The security team sat down with business stakeholders and modeled the key business processes of the company and identified the ‘pinch points’ around cyber security. It then built its defenses and recovery plans around those business processes. “It means the business has to be yanked out of their comfort zone, sat in an office with a bunch of cyber folks and asked to talk through their business, which is quite hard. We’ve sat down with the business and we’ve given them accountability and ownership for cyber mitigating actions. They’re quite upset. We’ve had to educate, but it’s really working.”

As part of this goal of visibility, the company rolled out a “bring out your debt” where different parts of the business reveal exactly what systems, software and processes they had in place, even if they weren’t part of standard company operating policy. “The attack enabled Maersk to uncover how things actually operated, as opposed to how things were supposed to operate, and see the processes and the data supporting those processes that run beneath the radar,” said Powell.

“Suddenly, we understand how the whole company actually operates, where the data actually flows, and [we can] actually map and architect that. We realize what we’ve now got to do in terms of mitigations. We’ve not shot anyone, I would have liked to, but you smile and go, ‘fantastic! Let’s work together on not doing that again.’ Adopt that open mentality, find out how things actually work, map those processes, and then you know where to protect.”

Identity, vulnerabilities and hybrid SOCs

Identity and access was an area Maersk decided it need to address. After working out who had access to what systems, the company reduced that number and introduced controls to manage and monitor the usage of those privileged accounts. “It is amazing how many people have got privileged access to everything in your company,” said Powell. “It’s like giving them the all the keys to every single book. We immediately went after that and reduced that massively.”

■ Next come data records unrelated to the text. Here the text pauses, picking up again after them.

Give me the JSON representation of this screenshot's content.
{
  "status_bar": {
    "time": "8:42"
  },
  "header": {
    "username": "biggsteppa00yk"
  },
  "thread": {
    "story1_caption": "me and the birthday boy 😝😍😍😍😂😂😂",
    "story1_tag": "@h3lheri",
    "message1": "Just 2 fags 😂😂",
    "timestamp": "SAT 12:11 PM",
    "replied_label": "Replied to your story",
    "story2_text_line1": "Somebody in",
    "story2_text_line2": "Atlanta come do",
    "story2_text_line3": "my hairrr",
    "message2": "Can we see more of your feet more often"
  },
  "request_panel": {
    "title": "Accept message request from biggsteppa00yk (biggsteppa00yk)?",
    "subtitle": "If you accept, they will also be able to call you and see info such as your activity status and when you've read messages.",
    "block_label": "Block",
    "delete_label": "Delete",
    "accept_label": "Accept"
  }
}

As with many companies, Maersk has to tackle vulnerability management across a large and complex estate on an ongoing basis. “You can’t fix all your applications. On average, a Microsoft-based application has about 120 vulnerabilities that are killers,” Powell continued. “You need to be constantly having a vulnerability system to assess that and fix that on a rolling basis. Otherwise, you’re exposed.”

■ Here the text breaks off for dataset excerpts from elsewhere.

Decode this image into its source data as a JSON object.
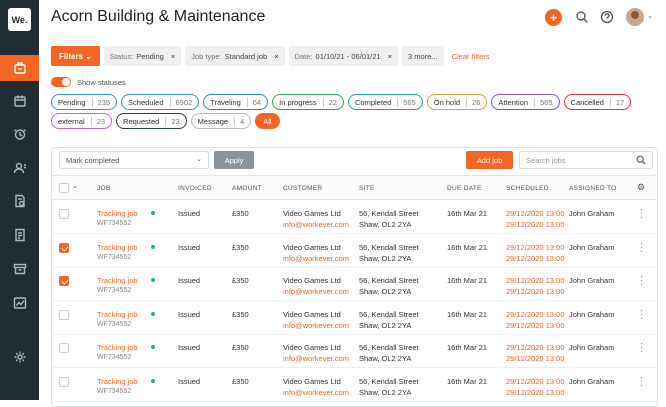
{
  "app": {
    "logo": "We.",
    "title": "Acorn Building & Maintenance"
  },
  "header": {
    "add_icon": "+",
    "search_icon": "search-icon",
    "help_icon": "help-icon",
    "avatar_chevron": "⌄"
  },
  "sidebar": {
    "items": [
      "jobs-icon",
      "calendar-icon",
      "clock-icon",
      "contacts-icon",
      "quotes-icon",
      "invoices-icon",
      "archive-icon",
      "reports-icon",
      "settings-icon"
    ]
  },
  "filters": {
    "button": "Filters ⌄",
    "chips": [
      {
        "key": "Status:",
        "value": "Pending"
      },
      {
        "key": "Job type:",
        "value": "Standard job"
      },
      {
        "key": "Date:",
        "value": "01/10/21 - 06/01/21"
      },
      {
        "key": "",
        "value": "3 more..."
      }
    ],
    "clear": "Clear filters"
  },
  "show_statuses": "Show statuses",
  "status_pills": [
    {
      "label": "Pending",
      "count": "235",
      "color": "#3a8fd9"
    },
    {
      "label": "Scheduled",
      "count": "6902",
      "color": "#3a8fd9"
    },
    {
      "label": "Traveling",
      "count": "64",
      "color": "#2e86c1"
    },
    {
      "label": "In progress",
      "count": "22",
      "color": "#27ae60"
    },
    {
      "label": "Completed",
      "count": "565",
      "color": "#1fa39a"
    },
    {
      "label": "On hold",
      "count": "26",
      "color": "#e0a030"
    },
    {
      "label": "Attention",
      "count": "565",
      "color": "#7e57c2"
    },
    {
      "label": "Cancelled",
      "count": "17",
      "color": "#d9363e"
    },
    {
      "label": "external",
      "count": "23",
      "color": "#c266c9"
    },
    {
      "label": "Requested",
      "count": "23",
      "color": "#2c3e50"
    },
    {
      "label": "Message",
      "count": "4",
      "color": "#bbbbbb"
    },
    {
      "label": "All",
      "count": "",
      "color": "#f26522"
    }
  ],
  "toolbar": {
    "bulk_action": "Mark completed",
    "apply": "Apply",
    "add_job": "Add job",
    "search_placeholder": "Search jobs"
  },
  "columns": [
    "JOB",
    "INVOICED",
    "AMOUNT",
    "CUSTOMER",
    "SITE",
    "DUE DATE",
    "SCHEDULED",
    "ASSIGNED TO"
  ],
  "rows": [
    {
      "checked": false,
      "job": "Tracking job",
      "job_id": "WF734552",
      "invoiced": "Issued",
      "amount": "£350",
      "customer": "Video Games Ltd",
      "email": "info@workever.com",
      "site1": "56, Kendall Street",
      "site2": "Shaw, OL2 2YA",
      "due": "16th Mar 21",
      "sched1": "29/12/2020 13:00",
      "sched2": "29/12/2020 13:00",
      "assigned": "John Graham"
    },
    {
      "checked": true,
      "job": "Tracking job",
      "job_id": "WF734552",
      "invoiced": "Issued",
      "amount": "£350",
      "customer": "Video Games Ltd",
      "email": "info@workever.com",
      "site1": "56, Kendall Street",
      "site2": "Shaw, OL2 2YA",
      "due": "16th Mar 21",
      "sched1": "29/12/2020 13:00",
      "sched2": "29/12/2020 13:00",
      "assigned": "John Graham"
    },
    {
      "checked": true,
      "job": "Tracking job",
      "job_id": "WF734552",
      "invoiced": "Issued",
      "amount": "£350",
      "customer": "Video Games Ltd",
      "email": "info@workever.com",
      "site1": "56, Kendall Street",
      "site2": "Shaw, OL2 2YA",
      "due": "16th Mar 21",
      "sched1": "29/12/2020 13:00",
      "sched2": "29/12/2020 13:00",
      "assigned": "John Graham"
    },
    {
      "checked": false,
      "job": "Tracking job",
      "job_id": "WF734552",
      "invoiced": "Issued",
      "amount": "£350",
      "customer": "Video Games Ltd",
      "email": "info@workever.com",
      "site1": "56, Kendall Street",
      "site2": "Shaw, OL2 2YA",
      "due": "16th Mar 21",
      "sched1": "29/12/2020 13:00",
      "sched2": "29/12/2020 13:00",
      "assigned": "John Graham"
    },
    {
      "checked": false,
      "job": "Tracking job",
      "job_id": "WF734552",
      "invoiced": "Issued",
      "amount": "£350",
      "customer": "Video Games Ltd",
      "email": "info@workever.com",
      "site1": "56, Kendall Street",
      "site2": "Shaw, OL2 2YA",
      "due": "16th Mar 21",
      "sched1": "29/12/2020 13:00",
      "sched2": "29/12/2020 13:00",
      "assigned": "John Graham"
    },
    {
      "checked": false,
      "job": "Tracking job",
      "job_id": "WF734552",
      "invoiced": "Issued",
      "amount": "£350",
      "customer": "Video Games Ltd",
      "email": "info@workever.com",
      "site1": "56, Kendall Street",
      "site2": "Shaw, OL2 2YA",
      "due": "16th Mar 21",
      "sched1": "29/12/2020 13:00",
      "sched2": "29/12/2020 13:00",
      "assigned": "John Graham"
    }
  ]
}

Thanks to the mapping of business flows, the company was able to focus its priorities, and from those 1,200 applications Banks said were critical, Maersk identified the 50 that it classes as business killers and fixed those first.

On the security operations side, Powell affirms a good hybrid SOC capability that combines on-premises with cloud-based is important. “Trust me, you need people who understand the business on prem.”

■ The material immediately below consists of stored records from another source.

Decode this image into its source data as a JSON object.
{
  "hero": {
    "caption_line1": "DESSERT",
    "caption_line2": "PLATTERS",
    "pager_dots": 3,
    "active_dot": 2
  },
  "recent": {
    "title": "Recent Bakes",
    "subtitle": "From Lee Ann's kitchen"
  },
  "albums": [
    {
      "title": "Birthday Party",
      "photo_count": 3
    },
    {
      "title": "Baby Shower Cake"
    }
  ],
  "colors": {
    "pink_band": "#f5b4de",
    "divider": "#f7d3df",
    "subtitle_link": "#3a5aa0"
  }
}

Powell is keen on validation of these changes. The company’s security posture has been audited 13 times in the last 17 months, with eight of those audits being external.

Post-cyberattack openness is important

Powell was at Capgemini at the time of the NotPetya attack and saw other organizations suffer damage. “Anybody who thinks that Maersk is the singular biggest example of what was going on is wrong. There are a lot of companies that were bigger than Maersk that were suffering, probably even worse but were not as transparent.”

Not only did being more transparent about its response and recovery progress allow Maersk to lean on partners and customers to provide the company with help it might not have otherwise received, but the company’s share price actually went up in the aftermath of the attack. Powell said that open attitude around its cybersecurity continues to pay dividends.

“Transparency is everything. Our clients at Maersk loved the fact that we told them on day one what was going on, and we included them throughout in what we were doing,” said Powell. “I’ll tell you now that we’ve retained contracts with our customers by proving that we can look after their data better than others. It’s a business winner.”